25 giugno 2018
Aggiornato 02:30
Cronaca | alla Stazione marittima

Manifestazione di Greenpeace per l'assemblea degli azionisti di Generali

Gli attivisti dell'associazione ecologista di sono arrampicati sul tetto dell'edificio e hanno calato uno striscione con la scritta 'Generali basta assicurare carbone e cambiamenti climatici'

TRIESTE - Manifestazione di Greenpeace alla Stazione marittima di Trieste per l'assemblea degli azionisti di Generali. Gli attivisti dell'associazione ecologista di sono arrampicati sul tetto dell'edificio e hanno calato uno striscione con la scritta 'Generali basta assicurare carbone e cambiamenti climatici'. Due attivisti sono appesi con il cartellone all'ingresso principale. «Chiediamo a Generali di smettere di assicurare le miniere e le centrali a carbone in est Europa e Polonia» afferma Luca Iacoboni, responsabile campagna energia e clima di Greenpeace.

SACCHI DI CARBONE DACANTI ALLA STAZIONE MARITTIMA - Gli attivisti di Greenpeace hanno poi portato dei sacchi di carbone all'ingresso dell'edificio dell'assemblea Generali per protestare contro gli investimenti del gruppo nella fonte fossile chiudendo l'area con transenne e un cartello con la scritta 'Attenzione: cambiamenti climatici in in corso'. Nella sede stavano già iniziando ad arrivare gli azionisti del gruppo e le transenne sono state quindi spostate dai manifestanti per consentire l'accesso alla sede. Generali da parte sua ricorda di aver approvato a febbraio in consiglio di amministrazione una strategia sui cambiamenti climatici e il business sostenibile, in linea con i principi del Global Compact e della Paris Pledge for Action definita nell'ambito di Cop 21, in cui sono previste azioni sugli investimenti del gruppo.

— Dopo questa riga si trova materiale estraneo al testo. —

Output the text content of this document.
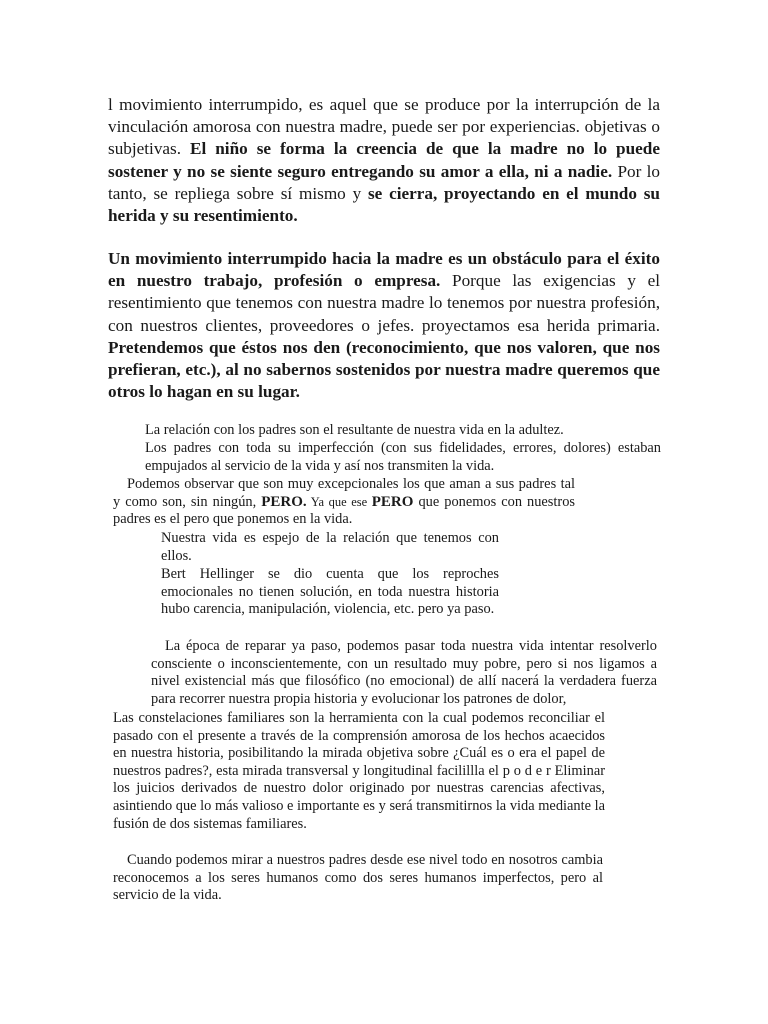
l movimiento interrumpido, es aquel que se produce por la interrupción de la vinculación amorosa con nuestra madre, puede ser por experiencias. objetivas o subjetivas. El niño se forma la creencia de que la madre no lo puede sostener y no se siente seguro entregando su amor a ella, ni a nadie. Por lo tanto, se repliega sobre sí mismo y se cierra, proyectando en el mundo su herida y su resentimiento.
Un movimiento interrumpido hacia la madre es un obstáculo para el éxito en nuestro trabajo, profesión o empresa. Porque las exigencias y el resentimiento que tenemos con nuestra madre lo tenemos por nuestra profesión, con nuestros clientes, proveedores o jefes. proyectamos esa herida primaria. Pretendemos que éstos nos den (reconocimiento, que nos valoren, que nos prefieran, etc.), al no sabernos sostenidos por nuestra madre queremos que otros lo hagan en su lugar.
La relación con los padres son el resultante de nuestra vida en la adultez.
Los padres con toda su imperfección (con sus fidelidades, errores, dolores) estaban empujados al servicio de la vida y así nos transmiten la vida.
Podemos observar que son muy excepcionales los que aman a sus padres tal y como son, sin ningún, PERO. Ya que ese PERO que ponemos con nuestros padres es el pero que ponemos en la vida.
Nuestra vida es espejo de la relación que tenemos con ellos.
Bert Hellinger se dio cuenta que los reproches emocionales no tienen solución, en toda nuestra historia hubo carencia, manipulación, violencia, etc. pero ya paso.
La época de reparar ya paso, podemos pasar toda nuestra vida intentar resolverlo consciente o inconscientemente, con un resultado muy pobre, pero si nos ligamos a nivel existencial más que filosófico (no emocional) de allí nacerá la verdadera fuerza para recorrer nuestra propia historia y evolucionar los patrones de dolor,
Las constelaciones familiares son la herramienta con la cual podemos reconciliar el pasado con el presente a través de la comprensión amorosa de los hechos acaecidos en nuestra historia, posibilitando la mirada objetiva sobre ¿Cuál es o era el papel de nuestros padres?, esta mirada transversal y longitudinal facilillla el p o d e r Eliminar los juicios derivados de nuestro dolor originado por nuestras carencias afectivas, asintiendo que lo más valioso e importante es y será transmitirnos la vida mediante la fusión de dos sistemas familiares.
Cuando podemos mirar a nuestros padres desde ese nivel todo en nosotros cambia reconocemos a los seres humanos como dos seres humanos imperfectos, pero al servicio de la vida.
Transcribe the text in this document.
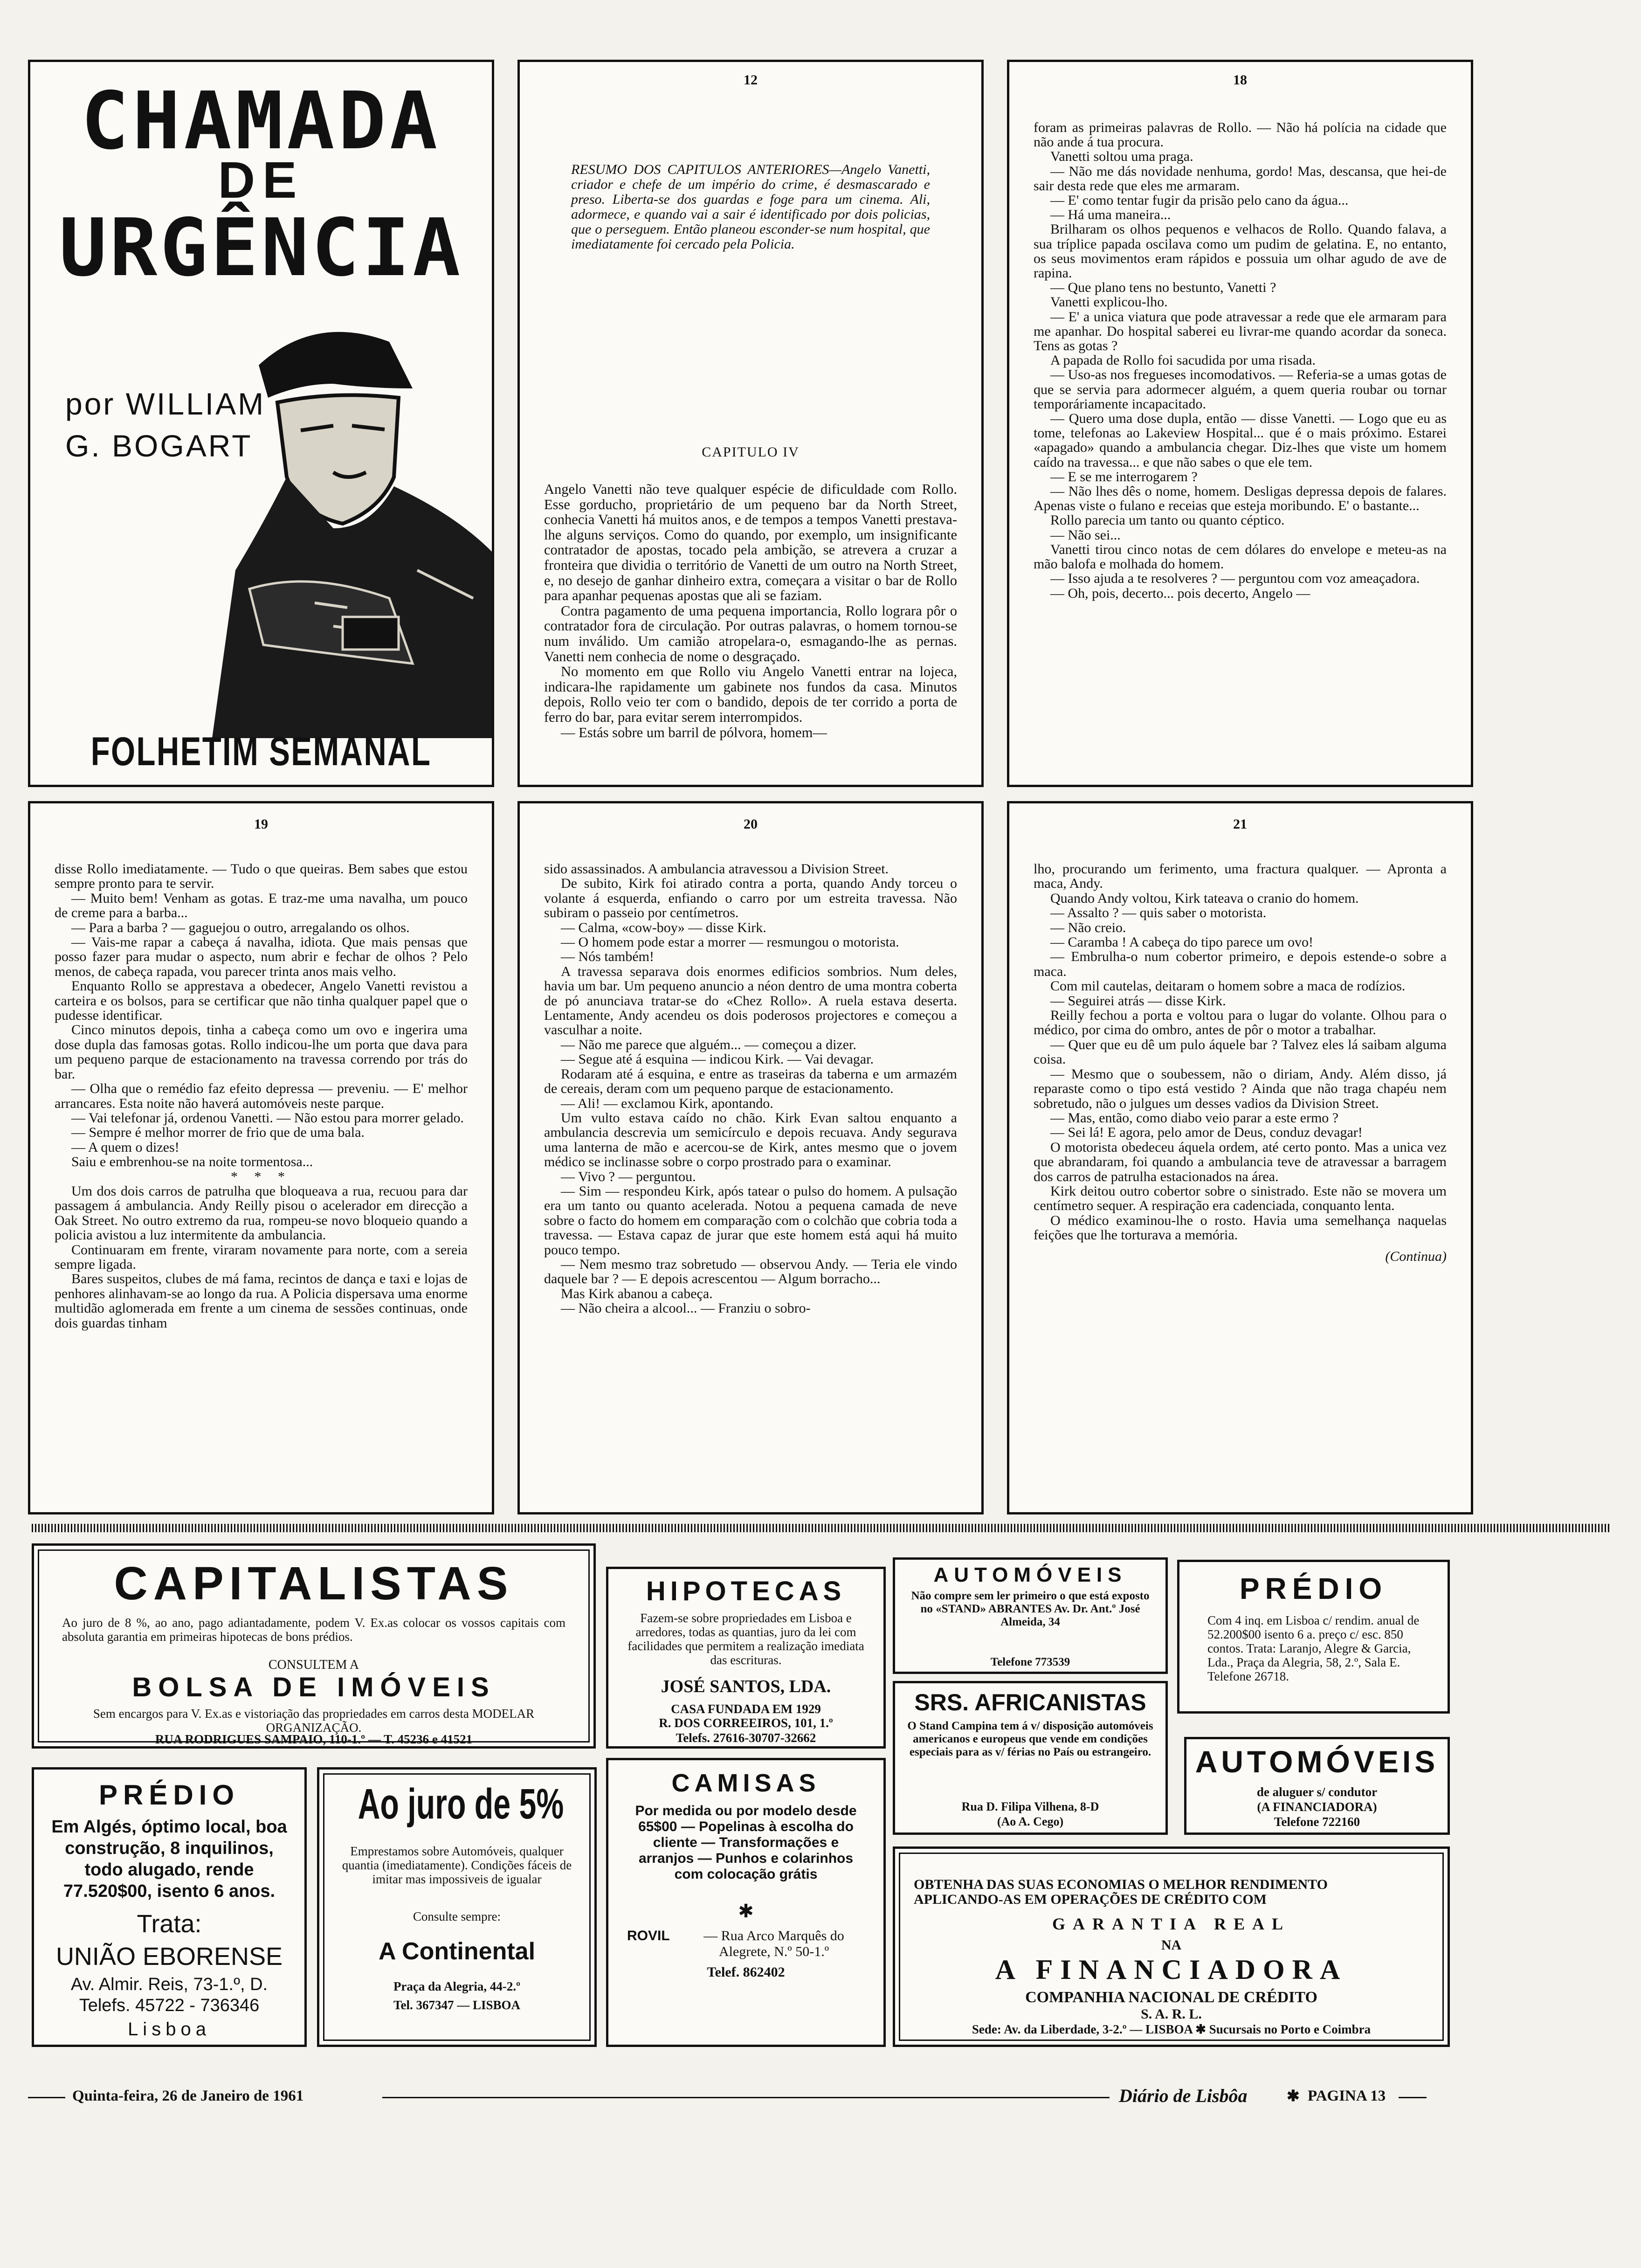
CHAMADA
DE
URGÊNCIA
por WILLIAM
G. BOGART
FOLHETIM SEMANAL
12
RESUMO DOS CAPITULOS ANTERIORES—Angelo Vanetti, criador e chefe de um império do crime, é desmascarado e preso. Liberta-se dos guardas e foge para um cinema. Ali, adormece, e quando vai a sair é identificado por dois policias, que o perseguem. Então planeou esconder-se num hospital, que imediatamente foi cercado pela Policia.
CAPITULO IV

Angelo Vanetti não teve qualquer espécie de dificuldade com Rollo. Esse gorducho, proprietário de um pequeno bar da North Street, conhecia Vanetti há muitos anos, e de tempos a tempos Vanetti prestava-lhe alguns serviços. Como do quando, por exemplo, um insignificante contratador de apostas, tocado pela ambição, se atrevera a cruzar a fronteira que dividia o território de Vanetti de um outro na North Street, e, no desejo de ganhar dinheiro extra, começara a visitar o bar de Rollo para apanhar pequenas apostas que ali se faziam.

Contra pagamento de uma pequena importancia, Rollo lograra pôr o contratador fora de circulação. Por outras palavras, o homem tornou-se num inválido. Um camião atropelara-o, esmagando-lhe as pernas. Vanetti nem conhecia de nome o desgraçado.

No momento em que Rollo viu Angelo Vanetti entrar na lojeca, indicara-lhe rapidamente um gabinete nos fundos da casa. Minutos depois, Rollo veio ter com o bandido, depois de ter corrido a porta de ferro do bar, para evitar serem interrompidos.

— Estás sobre um barril de pólvora, homem—

18

foram as primeiras palavras de Rollo. — Não há polícia na cidade que não ande á tua procura.

Vanetti soltou uma praga.

— Não me dás novidade nenhuma, gordo! Mas, descansa, que hei-de sair desta rede que eles me armaram.

— E' como tentar fugir da prisão pelo cano da água...

— Há uma maneira...

Brilharam os olhos pequenos e velhacos de Rollo. Quando falava, a sua tríplice papada oscilava como um pudim de gelatina. E, no entanto, os seus movimentos eram rápidos e possuia um olhar agudo de ave de rapina.

— Que plano tens no bestunto, Vanetti ?

Vanetti explicou-lho.

— E' a unica viatura que pode atravessar a rede que ele armaram para me apanhar. Do hospital saberei eu livrar-me quando acordar da soneca. Tens as gotas ?

A papada de Rollo foi sacudida por uma risada.

— Uso-as nos fregueses incomodativos. — Referia-se a umas gotas de que se servia para adormecer alguém, a quem queria roubar ou tornar temporáriamente incapacitado.

— Quero uma dose dupla, então — disse Vanetti. — Logo que eu as tome, telefonas ao Lakeview Hospital... que é o mais próximo. Estarei «apagado» quando a ambulancia chegar. Diz-lhes que viste um homem caído na travessa... e que não sabes o que ele tem.

— E se me interrogarem ?

— Não lhes dês o nome, homem. Desligas depressa depois de falares. Apenas viste o fulano e receias que esteja moribundo. E' o bastante...

Rollo parecia um tanto ou quanto céptico.

— Não sei...

Vanetti tirou cinco notas de cem dólares do envelope e meteu-as na mão balofa e molhada do homem.

— Isso ajuda a te resolveres ? — perguntou com voz ameaçadora.

— Oh, pois, decerto... pois decerto, Angelo —

19

disse Rollo imediatamente. — Tudo o que queiras. Bem sabes que estou sempre pronto para te servir.

— Muito bem! Venham as gotas. E traz-me uma navalha, um pouco de creme para a barba...

— Para a barba ? — gaguejou o outro, arregalando os olhos.

— Vais-me rapar a cabeça á navalha, idiota. Que mais pensas que posso fazer para mudar o aspecto, num abrir e fechar de olhos ? Pelo menos, de cabeça rapada, vou parecer trinta anos mais velho.

Enquanto Rollo se apprestava a obedecer, Angelo Vanetti revistou a carteira e os bolsos, para se certificar que não tinha qualquer papel que o pudesse identificar.

Cinco minutos depois, tinha a cabeça como um ovo e ingerira uma dose dupla das famosas gotas. Rollo indicou-lhe um porta que dava para um pequeno parque de estacionamento na travessa correndo por trás do bar.

— Olha que o remédio faz efeito depressa — preveniu. — E' melhor arrancares. Esta noite não haverá automóveis neste parque.

— Vai telefonar já, ordenou Vanetti. — Não estou para morrer gelado.

— Sempre é melhor morrer de frio que de uma bala.

— A quem o dizes!

Saiu e embrenhou-se na noite tormentosa...

* * *

Um dos dois carros de patrulha que bloqueava a rua, recuou para dar passagem á ambulancia. Andy Reilly pisou o acelerador em direcção a Oak Street. No outro extremo da rua, rompeu-se novo bloqueio quando a policia avistou a luz intermitente da ambulancia.

Continuaram em frente, viraram novamente para norte, com a sereia sempre ligada.

Bares suspeitos, clubes de má fama, recintos de dança e taxi e lojas de penhores alinhavam-se ao longo da rua. A Policia dispersava uma enorme multidão aglomerada em frente a um cinema de sessões continuas, onde dois guardas tinham

20

sido assassinados. A ambulancia atravessou a Division Street.

De subito, Kirk foi atirado contra a porta, quando Andy torceu o volante á esquerda, enfiando o carro por um estreita travessa. Não subiram o passeio por centímetros.

— Calma, «cow-boy» — disse Kirk.

— O homem pode estar a morrer — resmungou o motorista.

— Nós também!

A travessa separava dois enormes edificios sombrios. Num deles, havia um bar. Um pequeno anuncio a néon dentro de uma montra coberta de pó anunciava tratar-se do «Chez Rollo». A ruela estava deserta. Lentamente, Andy acendeu os dois poderosos projectores e começou a vasculhar a noite.

— Não me parece que alguém... — começou a dizer.

— Segue até á esquina — indicou Kirk. — Vai devagar.

Rodaram até á esquina, e entre as traseiras da taberna e um armazém de cereais, deram com um pequeno parque de estacionamento.

— Ali! — exclamou Kirk, apontando.

Um vulto estava caído no chão. Kirk Evan saltou enquanto a ambulancia descrevia um semicírculo e depois recuava. Andy segurava uma lanterna de mão e acercou-se de Kirk, antes mesmo que o jovem médico se inclinasse sobre o corpo prostrado para o examinar.

— Vivo ? — perguntou.

— Sim — respondeu Kirk, após tatear o pulso do homem. A pulsação era um tanto ou quanto acelerada. Notou a pequena camada de neve sobre o facto do homem em comparação com o colchão que cobria toda a travessa. — Estava capaz de jurar que este homem está aqui há muito pouco tempo.

— Nem mesmo traz sobretudo — observou Andy. — Teria ele vindo daquele bar ? — E depois acrescentou — Algum borracho...

Mas Kirk abanou a cabeça.

— Não cheira a alcool... — Franziu o sobro-

21

lho, procurando um ferimento, uma fractura qualquer. — Apronta a maca, Andy.

Quando Andy voltou, Kirk tateava o cranio do homem.

— Assalto ? — quis saber o motorista.

— Não creio.

— Caramba ! A cabeça do tipo parece um ovo!

— Embrulha-o num cobertor primeiro, e depois estende-o sobre a maca.

Com mil cautelas, deitaram o homem sobre a maca de rodízios.

— Seguirei atrás — disse Kirk.

Reilly fechou a porta e voltou para o lugar do volante. Olhou para o médico, por cima do ombro, antes de pôr o motor a trabalhar.

— Quer que eu dê um pulo áquele bar ? Talvez eles lá saibam alguma coisa.

— Mesmo que o soubessem, não o diriam, Andy. Além disso, já reparaste como o tipo está vestido ? Ainda que não traga chapéu nem sobretudo, não o julgues um desses vadios da Division Street.

— Mas, então, como diabo veio parar a este ermo ?

— Sei lá! E agora, pelo amor de Deus, conduz devagar!

O motorista obedeceu áquela ordem, até certo ponto. Mas a unica vez que abrandaram, foi quando a ambulancia teve de atravessar a barragem dos carros de patrulha estacionados na área.

Kirk deitou outro cobertor sobre o sinistrado. Este não se movera um centímetro sequer. A respiração era cadenciada, conquanto lenta.

O médico examinou-lhe o rosto. Havia uma semelhança naquelas feições que lhe torturava a memória.

(Continua)

CAPITALISTAS
Ao juro de 8 %, ao ano, pago adiantadamente, podem V. Ex.as colocar os vossos capitais com absoluta garantia em primeiras hipotecas de bons prédios.
CONSULTEM A
BOLSA DE IMÓVEIS
Sem encargos para V. Ex.as e vistoriação das propriedades em carros desta MODELAR ORGANIZAÇÃO.
RUA RODRIGUES SAMPAIO, 110-1.º — T. 45236 e 41521
HIPOTECAS
Fazem-se sobre propriedades em Lisboa e arredores, todas as quantias, juro da lei com facilidades que permitem a realização imediata das escrituras.
JOSÉ SANTOS, LDA.
CASA FUNDADA EM 1929
R. DOS CORREEIROS, 101, 1.º
Telefs. 27616-30707-32662
AUTOMÓVEIS
Não compre sem ler primeiro o que está exposto no «STAND» ABRANTES Av. Dr. Ant.º José Almeida, 34
Telefone 773539
PRÉDIO
Com 4 inq. em Lisboa c/ rendim. anual de 52.200$00 isento 6 a. preço c/ esc. 850 contos. Trata: Laranjo, Alegre & Garcia, Lda., Praça da Alegria, 58, 2.º, Sala E. Telefone 26718.
SRS. AFRICANISTAS
O Stand Campina tem á v/ disposição automóveis americanos e europeus que vende em condições especiais para as v/ férias no País ou estrangeiro.
Rua D. Filipa Vilhena, 8-D
(Ao A. Cego)
AUTOMÓVEIS
de aluguer s/ condutor
(A FINANCIADORA)
Telefone 722160
PRÉDIO
Em Algés, óptimo local, boa construção, 8 inquilinos, todo alugado, rende 77.520$00, isento 6 anos.
Trata:
UNIÃO EBORENSE
Av. Almir. Reis, 73-1.º, D.
Telefs. 45722 - 736346
Lisboa
Ao juro de 5%
Emprestamos sobre Automóveis, qualquer quantia (imediatamente). Condições fáceis de imitar mas impossiveis de igualar
Consulte sempre:
A Continental
Praça da Alegria, 44-2.º
Tel. 367347 — LISBOA
CAMISAS
Por medida ou por modelo desde 65$00 — Popelinas à escolha do cliente — Transformações e arranjos — Punhos e colarinhos com colocação grátis
✱
ROVIL	— Rua Arco Marquês do Alegrete, N.º 50-1.º
Telef. 862402
OBTENHA DAS SUAS ECONOMIAS O MELHOR RENDIMENTO
APLICANDO-AS EM OPERAÇÕES DE CRÉDITO COM
GARANTIA REAL
NA
A FINANCIADORA
COMPANHIA NACIONAL DE CRÉDITO
S. A. R. L.
Sede: Av. da Liberdade, 3-2.º — LISBOA ✱ Sucursais no Porto e Coimbra
Quinta-feira, 26 de Janeiro de 1961	Diário de Lisbôa	✱ PAGINA 13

L'obiettivo è di aumentare l'esposizione verso attività green e disinvestire progressivamente dalle società legate al carbone.

LE ACCUSE DI GREENPEACE - In particolare sulle accuse di Greenpeace viene ricordato da un lato che l'esposizione del gruppo su attività a carbone è fortemente limitata, pari allo 0,1% del totale dei premi dei prodotti non vita e allo 0,02% del totale delle attività in gestione. In particolare in Polonia, decimo consumatore al mondo di carbone e secondo in Europa, la compagnia triestina ricorda che il 92% dell'elettricità e l'89% del riscaldamento vengono generati utilizzando il carbone e la riduzione realisticamente potrebbe chiedere molti anni. Così la compagnia afferma di aver optato per un approccio pragmatico promuovendo e incoraggiando una serie di progetti di adeguamento delle centrali energetiche, parte delle quali vengono coperte in coassicurazione, e di ammodernamento degli impianti.